On another boat, we spot a solitary figure carefully tying his dhoti after a dip. He is Uma Shankar Dikshit, founder-priest of the Siddhi Vinayaka Temple in Sacramento, California. He has been living in the US for 20 years but visits India every couple of months. His home town is Bangalore where he will be casting his vote for the BJP because the Congress plays ‘casteist’ and ‘Muslim-oriented politics’. My notepad gets splashed with Ganga water from a passing boat and inky blue streaks smudge my scribbles. We head back to shore and meet Mohan Prasad, a judicial stenographer from Karimnagar district in Andhra Pradesh, who has come all the way in a tourist bus with 40 other pilgrims. His considered assessment is that the Telugu Desam-led Third Front and the Congress will each win about half the seats in his state in both the Lok Sabha and the Assembly elections, which are being held simultaneously in Andhra Pradesh. Actor Chiranjeevi’s Praja Rajyam Party will play the spoiler in several constituencies but will get very few seats. The BJP may also win a few seats. According to Mohan Prasad, “Unbearable prices of food items and unimaginable corruption” have turned many voters away from the state’s incumbent Congress government.

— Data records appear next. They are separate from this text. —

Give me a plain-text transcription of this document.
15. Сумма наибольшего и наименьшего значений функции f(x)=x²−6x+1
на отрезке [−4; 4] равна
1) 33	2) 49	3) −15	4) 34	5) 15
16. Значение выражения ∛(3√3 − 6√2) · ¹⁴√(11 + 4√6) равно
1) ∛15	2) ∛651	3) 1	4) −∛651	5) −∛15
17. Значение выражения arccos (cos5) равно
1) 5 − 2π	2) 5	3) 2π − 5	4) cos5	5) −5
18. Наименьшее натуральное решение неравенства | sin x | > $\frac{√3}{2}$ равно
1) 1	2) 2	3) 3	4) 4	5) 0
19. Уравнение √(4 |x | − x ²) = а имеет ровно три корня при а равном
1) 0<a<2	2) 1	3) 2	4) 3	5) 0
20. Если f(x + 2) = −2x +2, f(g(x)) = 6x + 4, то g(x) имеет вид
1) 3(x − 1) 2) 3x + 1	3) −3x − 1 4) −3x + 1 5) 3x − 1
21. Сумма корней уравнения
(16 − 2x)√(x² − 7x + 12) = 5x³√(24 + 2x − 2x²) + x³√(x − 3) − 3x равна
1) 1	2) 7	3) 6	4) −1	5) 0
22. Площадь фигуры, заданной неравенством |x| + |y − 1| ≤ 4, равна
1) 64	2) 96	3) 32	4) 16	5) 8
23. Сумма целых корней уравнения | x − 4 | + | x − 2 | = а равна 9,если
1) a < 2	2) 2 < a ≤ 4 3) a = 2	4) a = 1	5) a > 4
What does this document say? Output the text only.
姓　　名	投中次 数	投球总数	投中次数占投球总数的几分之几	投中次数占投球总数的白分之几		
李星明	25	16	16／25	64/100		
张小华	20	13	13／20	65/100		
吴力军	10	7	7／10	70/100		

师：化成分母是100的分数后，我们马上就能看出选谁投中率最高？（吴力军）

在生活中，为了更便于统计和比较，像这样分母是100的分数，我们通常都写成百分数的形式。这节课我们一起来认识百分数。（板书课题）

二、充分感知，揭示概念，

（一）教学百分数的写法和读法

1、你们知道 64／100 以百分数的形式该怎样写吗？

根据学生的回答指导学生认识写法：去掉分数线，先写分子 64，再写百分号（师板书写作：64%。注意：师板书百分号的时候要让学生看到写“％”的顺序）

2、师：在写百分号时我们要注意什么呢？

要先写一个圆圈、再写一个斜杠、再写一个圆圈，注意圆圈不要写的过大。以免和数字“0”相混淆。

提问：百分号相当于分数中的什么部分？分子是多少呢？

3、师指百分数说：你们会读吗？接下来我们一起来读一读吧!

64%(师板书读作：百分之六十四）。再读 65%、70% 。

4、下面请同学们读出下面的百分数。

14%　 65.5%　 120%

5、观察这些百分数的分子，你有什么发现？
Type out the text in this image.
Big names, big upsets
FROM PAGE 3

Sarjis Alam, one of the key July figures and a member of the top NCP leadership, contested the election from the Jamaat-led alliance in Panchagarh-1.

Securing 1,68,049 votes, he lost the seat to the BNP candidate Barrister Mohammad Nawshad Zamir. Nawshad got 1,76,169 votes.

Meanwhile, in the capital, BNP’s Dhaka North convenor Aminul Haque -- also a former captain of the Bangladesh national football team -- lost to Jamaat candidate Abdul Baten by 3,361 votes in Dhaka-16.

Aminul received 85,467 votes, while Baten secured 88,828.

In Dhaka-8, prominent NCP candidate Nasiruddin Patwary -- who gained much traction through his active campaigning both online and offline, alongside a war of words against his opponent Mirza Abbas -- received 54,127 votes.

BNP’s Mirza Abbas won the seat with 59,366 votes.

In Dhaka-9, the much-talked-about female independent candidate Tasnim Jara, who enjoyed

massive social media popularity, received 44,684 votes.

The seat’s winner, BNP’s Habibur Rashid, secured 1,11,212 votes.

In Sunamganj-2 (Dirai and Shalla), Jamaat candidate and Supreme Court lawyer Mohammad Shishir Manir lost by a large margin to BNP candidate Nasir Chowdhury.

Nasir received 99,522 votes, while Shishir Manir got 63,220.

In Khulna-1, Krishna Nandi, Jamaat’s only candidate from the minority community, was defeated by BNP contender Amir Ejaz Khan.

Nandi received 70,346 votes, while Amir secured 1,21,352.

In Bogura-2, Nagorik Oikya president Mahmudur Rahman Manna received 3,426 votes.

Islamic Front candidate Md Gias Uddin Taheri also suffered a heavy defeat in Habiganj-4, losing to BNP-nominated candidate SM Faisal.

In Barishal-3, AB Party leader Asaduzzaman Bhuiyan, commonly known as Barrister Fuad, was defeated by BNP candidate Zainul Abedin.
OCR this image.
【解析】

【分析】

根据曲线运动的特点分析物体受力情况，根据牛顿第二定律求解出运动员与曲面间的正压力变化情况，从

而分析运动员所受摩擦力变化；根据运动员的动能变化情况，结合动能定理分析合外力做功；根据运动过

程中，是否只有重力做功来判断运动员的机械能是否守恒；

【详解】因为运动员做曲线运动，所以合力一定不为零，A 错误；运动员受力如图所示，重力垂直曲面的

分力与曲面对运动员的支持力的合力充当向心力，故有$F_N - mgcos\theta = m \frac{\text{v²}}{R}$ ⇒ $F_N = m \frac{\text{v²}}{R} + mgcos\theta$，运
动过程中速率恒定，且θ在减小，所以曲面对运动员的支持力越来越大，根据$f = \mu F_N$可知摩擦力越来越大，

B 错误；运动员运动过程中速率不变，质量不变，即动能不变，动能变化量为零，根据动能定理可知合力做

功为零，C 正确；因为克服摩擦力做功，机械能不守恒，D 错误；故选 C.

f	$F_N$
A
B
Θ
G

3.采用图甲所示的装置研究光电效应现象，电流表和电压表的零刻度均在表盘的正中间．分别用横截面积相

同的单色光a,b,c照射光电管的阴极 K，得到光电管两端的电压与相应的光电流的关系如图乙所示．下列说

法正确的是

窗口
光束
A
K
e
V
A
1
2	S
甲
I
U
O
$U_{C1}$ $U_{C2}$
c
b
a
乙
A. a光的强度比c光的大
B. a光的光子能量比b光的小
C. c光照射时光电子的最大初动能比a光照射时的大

I bid farewell to my nishad friends and next morning head for the predominantly Brahmin village of Barwah, near Bamrauli, some 20 kilometres from Allahabad, to see Prem Narayan Tewari, the cheerful retired food inspector whom I had met five years ago. Last time, the entire village had voted BJP. This time there is some confusion as Mayawati has chosen Kapil Muni Karwaria, a Brahmin, as the BSP candidate from the recently delimited Phulpur constituency which now includes Barwah. Tewari, surrounded by his young nephews, says that the village always votes collectively for a particular party. This time they will vote for the BSP, even though they do not expect the BSP or any other party and government to benefit them in any way.
The same cynicism about politicians is apparent in the neighbouring village of Bhagwatpur where I visit Mewalal the dhobi, his wife Raj Rani and daughter Amrawati, who is now 22, and has just completed her BA final exam. When I had visited them in 2004, Amrawati was struggling to continue her studies in a private school as she was finding it difficult to pay the monthly fee of Rs 50. I am relieved to find that the smiling Amrawati, with the help of a generous teacher, has got through school and college. She will be voting for the first time. She will vote for the Congress as will her parents. In 2004, her parents had voted for the BSP. Amrawati ruefully says that nothing has changed for the better in five years. No government has improved their condition. There is no electricity or clean water in their tiny mud hut and she and her parents earn a pittance by ironing clothes all day. Amrawati is sceptical about getting a better job with just a BA degree but she continues to smile.